Hold On

She shook her head like she was clearing it and her brows drew together. “Are you serious?”


He stared down his nose at her. “You know, woman, I’m not a cheat, on either side of that deal. How the fuck you got it in your head you could come here tonight, I don’t know. But this is done. And just to make things clear to you, Mia, even if it doesn’t work out with that guy, when I say this is done, I mean that any way it can mean. This shit is done because we are done.”

She stared up at him, stunned.

“But…we’re never done,” she informed him.

“Never just became a fuckuva lot shorter,” he informed her, stepped back and shut the door in her face.

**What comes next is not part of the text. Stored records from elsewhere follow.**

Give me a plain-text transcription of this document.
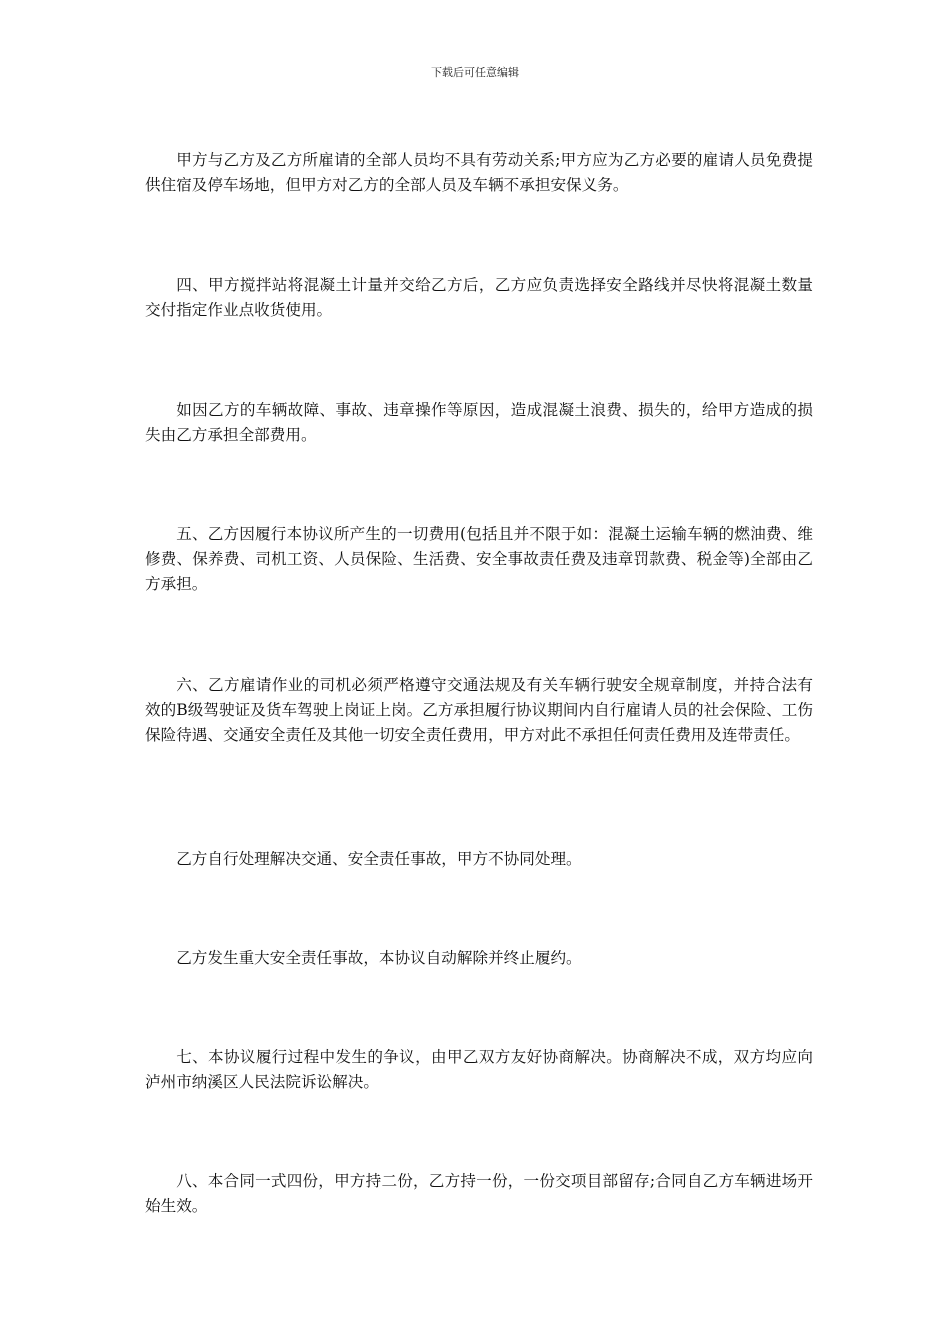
下载后可任意编辑

甲方与乙方及乙方所雇请的全部人员均不具有劳动关系;甲方应为乙方必要的雇请人员免费提供住宿及停车场地，但甲方对乙方的全部人员及车辆不承担安保义务。

四、甲方搅拌站将混凝土计量并交给乙方后，乙方应负责选择安全路线并尽快将混凝土数量交付指定作业点收货使用。

如因乙方的车辆故障、事故、违章操作等原因，造成混凝土浪费、损失的，给甲方造成的损失由乙方承担全部费用。

五、乙方因履行本协议所产生的一切费用(包括且并不限于如：混凝土运输车辆的燃油费、维修费、保养费、司机工资、人员保险、生活费、安全事故责任费及违章罚款费、税金等)全部由乙方承担。

六、乙方雇请作业的司机必须严格遵守交通法规及有关车辆行驶安全规章制度，并持合法有效的B级驾驶证及货车驾驶上岗证上岗。乙方承担履行协议期间内自行雇请人员的社会保险、工伤保险待遇、交通安全责任及其他一切安全责任费用，甲方对此不承担任何责任费用及连带责任。

乙方自行处理解决交通、安全责任事故，甲方不协同处理。

乙方发生重大安全责任事故，本协议自动解除并终止履约。

七、本协议履行过程中发生的争议，由甲乙双方友好协商解决。协商解决不成，双方均应向泸州市纳溪区人民法院诉讼解决。

八、本合同一式四份，甲方持二份，乙方持一份，一份交项目部留存;合同自乙方车辆进场开始生效。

He locked it and turned away.

She didn’t knock again, and it was good she didn’t bother because he hadn’t lied.

They were done.

Christ, it sucked in ways she’d never understand that Cher didn’t recognize the fucked-up mess they already had was a fuckuva lot healthier than the fucked-up mess he and Mia had become.

All of a sudden this thought made him smile, because if Cher was right there and he could’ve shared that with her, she’d bust out laughing.

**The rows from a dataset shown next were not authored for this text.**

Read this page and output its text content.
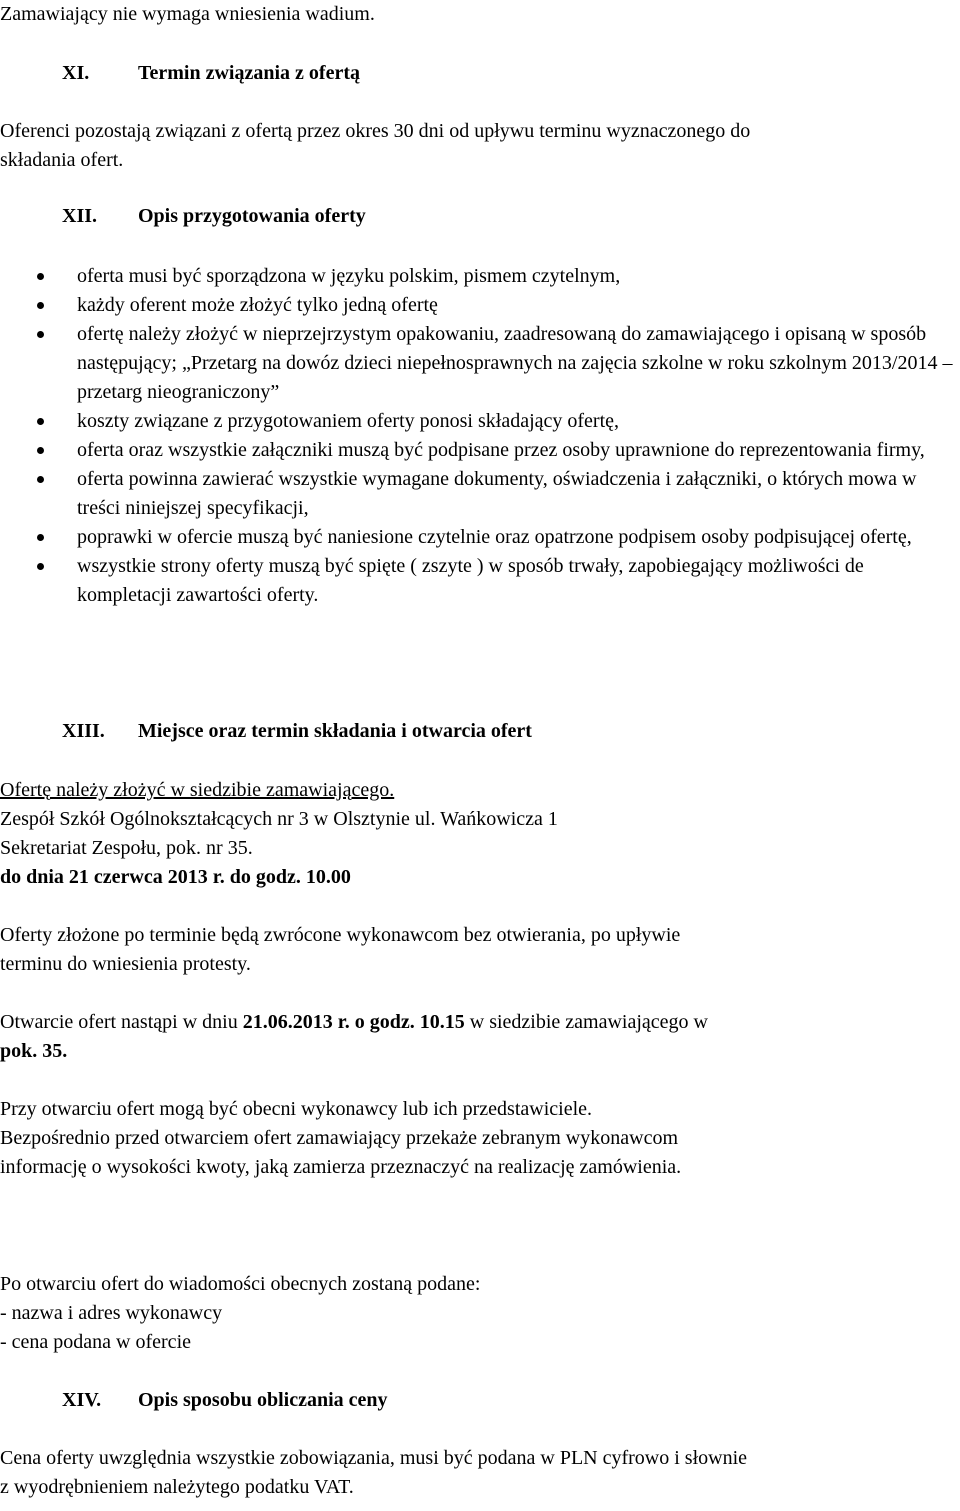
Zamawiający nie wymaga wniesienia wadium.
XI. Termin związania z ofertą
Oferenci pozostają związani z ofertą przez okres 30 dni od upływu terminu wyznaczonego do
składania ofert.
XII. Opis przygotowania oferty
oferta musi być sporządzona w języku polskim, pismem czytelnym,
każdy oferent może złożyć tylko jedną ofertę
ofertę należy złożyć w nieprzejrzystym opakowaniu, zaadresowaną do zamawiającego i opisaną w sposób następujący; „Przetarg na dowóz dzieci niepełnosprawnych na zajęcia szkolne w roku szkolnym 2013/2014 – przetarg nieograniczony”
koszty związane z przygotowaniem oferty ponosi składający ofertę,
oferta oraz wszystkie załączniki muszą być podpisane przez osoby uprawnione do reprezentowania firmy,
oferta powinna zawierać wszystkie wymagane dokumenty, oświadczenia i załączniki, o których mowa w treści niniejszej specyfikacji,
poprawki w ofercie muszą być naniesione czytelnie oraz opatrzone podpisem osoby podpisującej ofertę,
wszystkie strony oferty muszą być spięte ( zszyte ) w sposób trwały, zapobiegający możliwości de kompletacji zawartości oferty.
XIII. Miejsce oraz termin składania i otwarcia ofert
Ofertę należy złożyć w siedzibie zamawiającego.
Zespół Szkół Ogólnokształcących nr 3 w Olsztynie ul. Wańkowicza 1
Sekretariat Zespołu, pok. nr 35.
do dnia 21 czerwca 2013 r. do godz. 10.00
Oferty złożone po terminie będą zwrócone wykonawcom bez otwierania, po upływie
terminu do wniesienia protesty.
Otwarcie ofert nastąpi w dniu 21.06.2013 r. o godz. 10.15 w siedzibie zamawiającego w
pok. 35.
Przy otwarciu ofert mogą być obecni wykonawcy lub ich przedstawiciele.
Bezpośrednio przed otwarciem ofert zamawiający przekaże zebranym wykonawcom
informację o wysokości kwoty, jaką zamierza przeznaczyć na realizację zamówienia.
Po otwarciu ofert do wiadomości obecnych zostaną podane:
- nazwa i adres wykonawcy
- cena podana w ofercie
XIV. Opis sposobu obliczania ceny
Cena oferty uwzględnia wszystkie zobowiązania, musi być podana w PLN cyfrowo i słownie
z wyodrębnieniem należytego podatku VAT.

Garrett turned out the lights and headed to the bedroom thinking, yeah, his brown-eyed girl had a week. That was as long as he was prepared to sit on his ass and wait for her to come to him.

If she didn’t, she was ready or not, he was going to her.





Chapter Eight


A Week

Cher



Thursday Afternoon

My phone sounded with a text as I drove home from the grocery store, six bags of shit that had absolutely no nutritional value in the back of my car (plus four of those baby carrots snack packs).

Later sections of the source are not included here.